Councillor Ken Jamieson - File photo
Councillor Ken Jamieson
— image credit: File photo

Ken Jamieson wants to see city council take more of a stand to protect agricultural land from politicians.

The Salmon Arm councillor, and chair of the city’s agricultural advisory committee, said the B.C. government needs to be careful in how it deals with the Agricultural Land Commission, the independent body tasked to protect agricultural land in the province.

“If we have a wholesale, radical alteration of the mechanism and the framework that we use to protect agricultural land, I think we’d be making a big mistake,” said Jamieson, responding to a letter to council from the BC Food Systems Network (BCFSN). The letter refers to a core review being done by a cabinet committee led by B.C. Energy Minister Bill Bennett. It’s goal is to find $50 million in savings for the next fiscal year, and the letter poses arguments against the minister’s expressed desire to target the ALC and the Agricultural Land Reserve it oversees. Subsequent to the BCFSN letter, cabinet documents were leaked to the media that outline steps for Agriculture Minister Pat Pimm to break up the ALR into two regions, and give greater control of what happens in a proposed northern region to the BC Oil and Gas Commission.
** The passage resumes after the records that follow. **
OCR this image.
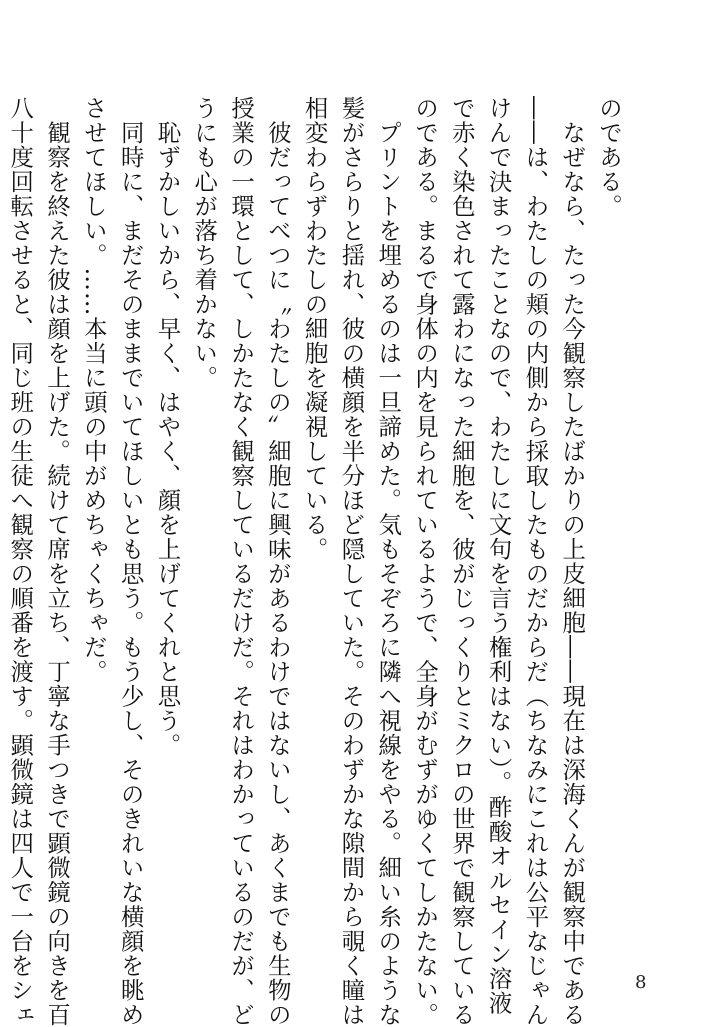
のである。
　なぜなら、たった今観察したばかりの上皮細胞――現在は深海くんが観察中である
――は、わたしの頬の内側から採取したものだからだ（ちなみにこれは公平なじゃん
けんで決まったことなので、わたしに文句を言う権利はない）。酢酸オルセイン溶液
で赤く染色されて露わになった細胞を、彼がじっくりとミクロの世界で観察している
のである。まるで身体の内を見られているようで、全身がむずがゆくてしかたない。
　プリントを埋めるのは一旦諦めた。気もそぞろに隣へ視線をやる。細い糸のような
髪がさらりと揺れ、彼の横顔を半分ほど隠していた。そのわずかな隙間から覗く瞳は
相変わらずわたしの細胞を凝視している。
　彼だってべつに〝わたしの〟細胞に興味があるわけではないし、あくまでも生物の
授業の一環として、しかたなく観察しているだけだ。それはわかっているのだが、ど
うにも心が落ち着かない。
　恥ずかしいから、早く、はやく、顔を上げてくれと思う。
　同時に、まだそのままでいてほしいとも思う。もう少し、そのきれいな横顔を眺め
させてほしい。……本当に頭の中がめちゃくちゃだ。
　観察を終えた彼は顔を上げた。続けて席を立ち、丁寧な手つきで顕微鏡の向きを百
八十度回転させると、同じ班の生徒へ観察の順番を渡す。顕微鏡は四人で一台をシェ	8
Jamieson said he has spoken to people who would like to see the ALC done away with, and others who feel it should be strengthened.

“There are people that I’ve talked to who say, ‘well, it’s run by bureaucrats, it’s people who aren’t even elected.’ I think that’s the best way of having it,” said Jamieson. “The last thing we want is a bunch of politicians politicizing the buying and selling of land.”

While Salmon Arm council has already agreed to submit a letter to the province, asking that the ALC be protected from possible budget cuts resulting from the core review, Jamieson said he would be making a motion for further action. Coun. Denise Reimer agreed on the importance of the ALC, adding she would rather see the land reserve run by bureaucrats, not politicians, any day.

Jamieson stressed the land reserve and the ALC, are more than just a planning tool, but also a means of preserving land for future use that, despite its flaws, has been successful for the past 40 years.

“In my view, some of the comments by some of the upper-level politicians on this issue are – I’m not sure irresponsible is the right word – but we had one politician suggest that because farmland has never been used, and it’s in a certain location, she believes it will never be used,” said Jamieson. “And I think we should never say that. We may use land some day, we don’t know.”